# $W^{s,p}(\mathbb{R}^{n})$ Is Not Closed Under Multiplication when $s\leq n/p$

Unless I'm missing something obvious, I believe I have a complete answer that demonstrates the existence of an $f\in W^{s,p}(\mathbb{R}^{n})$, for $0<s\leq n/p$ using a combination of hard analysis and soft analysis.

First, a small lemma:

Lemma 1.If $f\in W^{s,p}(\mathbb{R}^{n})$ is such that the operator defined by pointwise multiplication by $f$ is bounded on $W^{s,p}(\mathbb{R}^{n})$, then $f\in L^{\infty}(\mathbb{R}^{n})$.

*Proof.* Let $T$ denote the multiplier operator defined by $f$. By hypothesis $T$ is bounded $W^{s,p}\rightarrow W^{s,p}$. For all $g,h\in\mathcal{S}(\mathbb{R}^{n})$, we have that
$$\int_{\mathbb{R}^{n}}T(g)\overline{h}=\int_{\mathbb{R}^{n}}fg\overline{h}=\int_{\mathbb{R}^{n}}g\overline{\overline{f}h}$$
By density, we see that the adjoint operator $T^{*}$ densely defined by multiplication by $\overline{f}$ is bounded $W^{-s,p'}\rightarrow W^{-s,p'}$, where $1/p+1/p'=1$. Taking complex conjugates, we see that the operator densely defined by multiplication by $f$ is bounded $W^{-s,p'}\rightarrow W^{-s,p'}$. Interpolating (see T. Tao's Notes 5 here), we see that multiplication by $f$ is bounded on $W^{s_{\theta},p_{\theta}}$, for all
$$s_{\theta}:=\theta s-(1-\theta)s \quad p_{\theta}:=\dfrac{\theta}{p}+\dfrac{1-\theta}{p'}, \qquad\forall \enspace 0<\theta<1$$
In particular, for $\theta=1/2$, we obtain that the operator $T$ is bounded on $W^{0,2}=L^{2}$. Testing $T$ on simple functions, we see that $f$ is essentially bounded. $\Box$

Lemma 2.$W^{s,p}(\mathbb{R}^{n})\not\subset L^{\infty}(\mathbb{R}^{n})$, for $0<s\leq n/p$, $1<p<\infty$.

Assuming the lemma, take an $f\in W^{s,p}(\mathbb{R}^{n})\setminus L^{\infty}(\mathbb{R}^{n})$. By Lemma 1, there exists $g\in W^{s,p}(\mathbb{R}^{n})$ such that $fg\notin W^{s,p}(\mathbb{R}^{n})$. Define $h:=f+g\in W^{s,p}(\mathbb{R}^{n})$. If $f^{2}$ or $g^{2}\notin W^{s,p}(\mathbb{R}^{n})$, then we're done.

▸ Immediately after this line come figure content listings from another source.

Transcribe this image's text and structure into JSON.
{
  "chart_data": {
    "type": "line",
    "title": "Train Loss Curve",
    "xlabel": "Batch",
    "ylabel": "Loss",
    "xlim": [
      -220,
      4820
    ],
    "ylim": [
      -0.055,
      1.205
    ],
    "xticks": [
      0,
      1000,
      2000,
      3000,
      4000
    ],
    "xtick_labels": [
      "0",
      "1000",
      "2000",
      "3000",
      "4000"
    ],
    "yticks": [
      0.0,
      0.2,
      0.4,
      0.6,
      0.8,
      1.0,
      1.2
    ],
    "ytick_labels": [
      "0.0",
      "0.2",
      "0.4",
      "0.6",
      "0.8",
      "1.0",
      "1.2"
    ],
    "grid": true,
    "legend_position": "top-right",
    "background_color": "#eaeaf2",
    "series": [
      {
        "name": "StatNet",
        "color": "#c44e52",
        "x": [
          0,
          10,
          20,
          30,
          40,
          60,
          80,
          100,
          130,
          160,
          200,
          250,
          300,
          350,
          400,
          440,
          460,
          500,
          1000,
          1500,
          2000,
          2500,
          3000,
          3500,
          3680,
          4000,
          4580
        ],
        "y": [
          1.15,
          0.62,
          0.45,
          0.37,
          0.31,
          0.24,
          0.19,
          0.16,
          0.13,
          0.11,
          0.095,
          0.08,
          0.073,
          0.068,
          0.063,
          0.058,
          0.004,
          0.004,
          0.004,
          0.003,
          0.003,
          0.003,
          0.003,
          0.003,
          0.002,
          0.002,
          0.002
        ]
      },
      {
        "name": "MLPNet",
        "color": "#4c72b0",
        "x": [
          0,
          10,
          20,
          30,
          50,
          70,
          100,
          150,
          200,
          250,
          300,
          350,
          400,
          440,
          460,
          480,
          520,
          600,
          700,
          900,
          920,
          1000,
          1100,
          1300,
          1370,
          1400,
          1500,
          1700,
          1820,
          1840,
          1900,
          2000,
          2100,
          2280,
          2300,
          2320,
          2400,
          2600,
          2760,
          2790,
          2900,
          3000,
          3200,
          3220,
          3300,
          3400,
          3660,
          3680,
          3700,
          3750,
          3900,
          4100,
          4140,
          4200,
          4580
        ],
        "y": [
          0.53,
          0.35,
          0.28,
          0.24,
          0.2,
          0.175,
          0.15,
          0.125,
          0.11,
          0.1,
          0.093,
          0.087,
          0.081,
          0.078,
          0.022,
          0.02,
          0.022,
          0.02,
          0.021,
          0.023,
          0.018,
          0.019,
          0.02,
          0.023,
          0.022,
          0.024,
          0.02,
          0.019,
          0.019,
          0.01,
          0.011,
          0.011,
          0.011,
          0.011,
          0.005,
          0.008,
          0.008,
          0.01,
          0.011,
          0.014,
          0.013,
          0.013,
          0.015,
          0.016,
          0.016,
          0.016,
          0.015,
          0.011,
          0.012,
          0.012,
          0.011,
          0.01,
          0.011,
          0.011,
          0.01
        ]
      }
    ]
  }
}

Otherwise by the reverse triangle inequality, $$\|h^{2}\|_{W^{s,p}}\geq 2\|fg\|_{W^{s,p}}-\|f^{2}\|_{W^{s,p}}-\|g^{2}\|_{W^{s,p}}=\infty$$

We now prove Lemma 2. If $W^{s,p}$ embeds (not necessarily continuously) in $L^{\infty}$, then I claim it must do so boundedly. Indeed, Let $I$ denote the inclusion map. By the Closed Graph Theorem, it suffices to show that if $f_{n}\rightarrow f$ in $W^{s,p}$ and $If_{n}\rightarrow g$ in $L^{\infty}$, then $If=g$. Observe that $f_{n}\rightarrow f$ and $f_{n}\rightarrow g$ in distribution and therefore $f=g$ a.e. We arrive at a contradiction, as my analysis in the original post shows that that $W^{s,p}(\mathbb{R}^{n})$ does not continuously embed in $L^{\infty}(\mathbb{R}^{n})$.